Essai – Une Streetfighter V2S vif-argent et métamorphosée chez Ducati
Elle répond au doigt et à l’oeil, la Streetfighter V2S que Ducati nous a prêtée le temps d’une journée pour une chevauchée à vive allure dans l’arrière-pays de la région d’Almeria, en Espagne. Une légère pression sur le repose-pied à l ‘intérieur du virage suffit à corriger la trajectoire pour éviter les traces de sel sur la route, vestiges d’une tombée de neige récente et des mesures prises par les municipalités du coin pour éviter les glissades de véhicules.
Et ensuite on porte le regard sur le point de sortie du virage, et la Ducati y va presque toute seule, sans dévier d’un millimètre. Cette machine est à la fois d’une grande agilité et d’une grande stabilité.
Nous sommes ici pour tester la nouvelle génération de Streetfighter Ducati, aussi bien le modèle V2, tout nouveau, que l’évolution de son grand frère à moteur V4 de plus grande cylindrée qui délivre jusqu’à 214 chevaux (lire notre essai). Alors que le V2 se contente de 120 équidés.

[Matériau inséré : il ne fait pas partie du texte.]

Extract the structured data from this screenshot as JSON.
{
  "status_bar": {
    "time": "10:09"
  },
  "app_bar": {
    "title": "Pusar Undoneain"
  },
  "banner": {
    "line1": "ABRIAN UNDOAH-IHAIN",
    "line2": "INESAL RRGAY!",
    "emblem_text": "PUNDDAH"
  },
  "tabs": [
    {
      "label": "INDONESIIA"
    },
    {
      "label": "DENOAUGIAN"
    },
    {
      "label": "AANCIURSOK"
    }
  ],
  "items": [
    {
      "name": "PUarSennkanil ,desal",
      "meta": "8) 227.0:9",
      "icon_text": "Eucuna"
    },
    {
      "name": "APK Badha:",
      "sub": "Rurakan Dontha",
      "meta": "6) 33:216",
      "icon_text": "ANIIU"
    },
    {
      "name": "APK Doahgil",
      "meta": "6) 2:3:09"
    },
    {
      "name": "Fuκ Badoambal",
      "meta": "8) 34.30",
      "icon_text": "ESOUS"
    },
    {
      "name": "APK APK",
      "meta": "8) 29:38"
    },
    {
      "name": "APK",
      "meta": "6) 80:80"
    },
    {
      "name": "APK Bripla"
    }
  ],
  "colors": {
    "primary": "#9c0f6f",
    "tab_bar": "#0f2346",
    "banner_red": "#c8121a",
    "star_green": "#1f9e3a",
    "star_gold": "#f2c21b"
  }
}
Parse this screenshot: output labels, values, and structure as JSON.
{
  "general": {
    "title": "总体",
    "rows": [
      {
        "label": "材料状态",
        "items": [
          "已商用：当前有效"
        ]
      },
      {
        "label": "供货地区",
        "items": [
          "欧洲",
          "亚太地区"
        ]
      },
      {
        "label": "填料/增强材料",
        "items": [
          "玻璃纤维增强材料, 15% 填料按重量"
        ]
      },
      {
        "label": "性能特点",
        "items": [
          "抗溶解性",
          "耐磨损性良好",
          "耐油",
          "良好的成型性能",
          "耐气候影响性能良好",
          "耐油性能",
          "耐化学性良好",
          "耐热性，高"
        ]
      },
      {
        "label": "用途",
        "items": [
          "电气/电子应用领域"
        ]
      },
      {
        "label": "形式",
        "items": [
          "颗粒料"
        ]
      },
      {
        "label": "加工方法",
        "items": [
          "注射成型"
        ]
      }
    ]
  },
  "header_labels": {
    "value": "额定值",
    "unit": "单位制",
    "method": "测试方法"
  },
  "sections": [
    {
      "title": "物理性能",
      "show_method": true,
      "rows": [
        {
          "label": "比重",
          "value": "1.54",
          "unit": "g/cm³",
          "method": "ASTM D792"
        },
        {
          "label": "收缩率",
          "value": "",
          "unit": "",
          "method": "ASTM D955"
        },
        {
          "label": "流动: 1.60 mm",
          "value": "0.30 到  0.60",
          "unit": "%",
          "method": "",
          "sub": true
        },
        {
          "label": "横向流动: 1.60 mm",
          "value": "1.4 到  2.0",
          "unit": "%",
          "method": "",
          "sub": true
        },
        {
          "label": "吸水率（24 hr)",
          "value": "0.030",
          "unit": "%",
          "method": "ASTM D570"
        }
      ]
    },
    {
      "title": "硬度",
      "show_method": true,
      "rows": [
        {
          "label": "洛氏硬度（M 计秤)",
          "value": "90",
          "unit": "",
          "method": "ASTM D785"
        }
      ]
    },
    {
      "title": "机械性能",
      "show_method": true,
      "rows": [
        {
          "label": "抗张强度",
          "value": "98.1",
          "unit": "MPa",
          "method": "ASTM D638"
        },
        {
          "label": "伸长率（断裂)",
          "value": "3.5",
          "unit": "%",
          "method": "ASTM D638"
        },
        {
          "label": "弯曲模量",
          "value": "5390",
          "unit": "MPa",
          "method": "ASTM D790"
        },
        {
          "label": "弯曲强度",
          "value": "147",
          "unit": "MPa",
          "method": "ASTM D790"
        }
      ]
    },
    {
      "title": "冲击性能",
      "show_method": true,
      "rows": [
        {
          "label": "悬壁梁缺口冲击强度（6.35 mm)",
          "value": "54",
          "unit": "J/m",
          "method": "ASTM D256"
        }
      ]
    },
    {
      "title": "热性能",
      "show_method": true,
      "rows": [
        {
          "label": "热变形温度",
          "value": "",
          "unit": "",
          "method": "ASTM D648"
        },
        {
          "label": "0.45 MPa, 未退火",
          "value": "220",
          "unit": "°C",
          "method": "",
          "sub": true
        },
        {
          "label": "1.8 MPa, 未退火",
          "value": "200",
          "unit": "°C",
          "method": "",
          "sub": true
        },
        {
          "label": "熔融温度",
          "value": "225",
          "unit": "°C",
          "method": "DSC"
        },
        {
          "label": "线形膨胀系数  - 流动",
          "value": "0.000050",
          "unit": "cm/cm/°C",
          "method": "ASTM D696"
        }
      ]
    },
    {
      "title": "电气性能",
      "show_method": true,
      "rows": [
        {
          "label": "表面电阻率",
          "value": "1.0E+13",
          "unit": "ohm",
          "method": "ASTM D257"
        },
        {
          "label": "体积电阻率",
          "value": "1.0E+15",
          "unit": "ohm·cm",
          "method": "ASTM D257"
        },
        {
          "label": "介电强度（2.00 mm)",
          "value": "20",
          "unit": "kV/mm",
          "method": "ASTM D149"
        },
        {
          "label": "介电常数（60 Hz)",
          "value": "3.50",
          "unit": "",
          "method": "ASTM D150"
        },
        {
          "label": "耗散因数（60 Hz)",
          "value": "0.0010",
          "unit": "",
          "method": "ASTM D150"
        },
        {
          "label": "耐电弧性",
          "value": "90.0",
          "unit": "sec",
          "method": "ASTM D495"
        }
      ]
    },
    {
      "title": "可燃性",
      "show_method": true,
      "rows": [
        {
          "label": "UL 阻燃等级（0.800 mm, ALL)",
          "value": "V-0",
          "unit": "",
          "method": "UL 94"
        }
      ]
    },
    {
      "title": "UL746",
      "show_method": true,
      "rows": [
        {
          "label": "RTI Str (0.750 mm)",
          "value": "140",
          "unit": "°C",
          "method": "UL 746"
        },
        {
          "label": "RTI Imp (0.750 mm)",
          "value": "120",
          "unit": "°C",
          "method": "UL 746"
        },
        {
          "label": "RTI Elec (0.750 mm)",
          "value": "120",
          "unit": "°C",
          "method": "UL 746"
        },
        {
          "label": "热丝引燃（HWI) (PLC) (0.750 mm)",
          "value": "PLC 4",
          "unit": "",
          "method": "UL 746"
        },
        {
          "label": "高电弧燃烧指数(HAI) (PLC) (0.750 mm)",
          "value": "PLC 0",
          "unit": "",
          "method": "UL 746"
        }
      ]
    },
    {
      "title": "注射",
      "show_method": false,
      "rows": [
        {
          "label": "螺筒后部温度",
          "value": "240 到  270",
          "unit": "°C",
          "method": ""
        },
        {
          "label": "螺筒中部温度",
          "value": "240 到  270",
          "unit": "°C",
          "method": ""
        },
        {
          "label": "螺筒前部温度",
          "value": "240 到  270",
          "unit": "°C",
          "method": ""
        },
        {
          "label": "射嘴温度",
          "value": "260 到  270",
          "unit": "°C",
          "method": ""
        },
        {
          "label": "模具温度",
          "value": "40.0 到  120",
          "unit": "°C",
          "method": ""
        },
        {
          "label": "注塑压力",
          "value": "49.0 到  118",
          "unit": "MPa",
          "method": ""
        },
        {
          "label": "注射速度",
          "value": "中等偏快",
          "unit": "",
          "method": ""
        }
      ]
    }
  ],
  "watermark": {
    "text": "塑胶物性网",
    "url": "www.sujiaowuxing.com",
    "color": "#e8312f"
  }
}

Chez le constructeur italien, les Streetfighter sont des roadsters plutôt sportifs, dérivés en droite ligne des sportives de la marque. Cela a débuté en 2008 par le Streetfighter à moteur V2 issu de la sportive 1098. Est venu ensuite une version de plus petite cylndrée.
Puis les sportives sont passées au moteur V4, et les Streetfighter ont fait de même. Mais comme il restait encore une sportive à moteur V2, Ducati a créé en un modèle baptisé Streetfighter V2 (lire notre essai).
Ce dernier utilisait le bicylindre en L Superquadro de 955 cm3 utilisé aussi dans la Panigale V2, et développant un peu plus de 150 chevaux.
Jusqu’au mois de novembre 2024, quand la marque de Bologne a dévoilé une Panigale V2 et une Streetfighter V2 d’un genre nouveau (lire notre présentation).
Pour résumer, on a deux modèles sportifs plus légers, avec un moteur plus moderne, mais qui développe moins de chevaux. Plus précisément, on l’a dit plus haut, 120 chevaux, atteints à 10750 tr/min.
Grâce notamment à un système d’admission à distribution variable, il est censé délivrer plus de couple plus bas dans les tours, ce qui fait que, sur la fiche technique en tout cas, il devrait être plus exploitable sur la route. Et peut-être un peu moins sur circuit. Nous n’avons pas pu vérifier ce dernier point, parce que notre essai s’est déroulé exclusivement sur les routes diverses et variées de la région, entre cols de montagne, voies rapides et traversées de villages ou de petites villes.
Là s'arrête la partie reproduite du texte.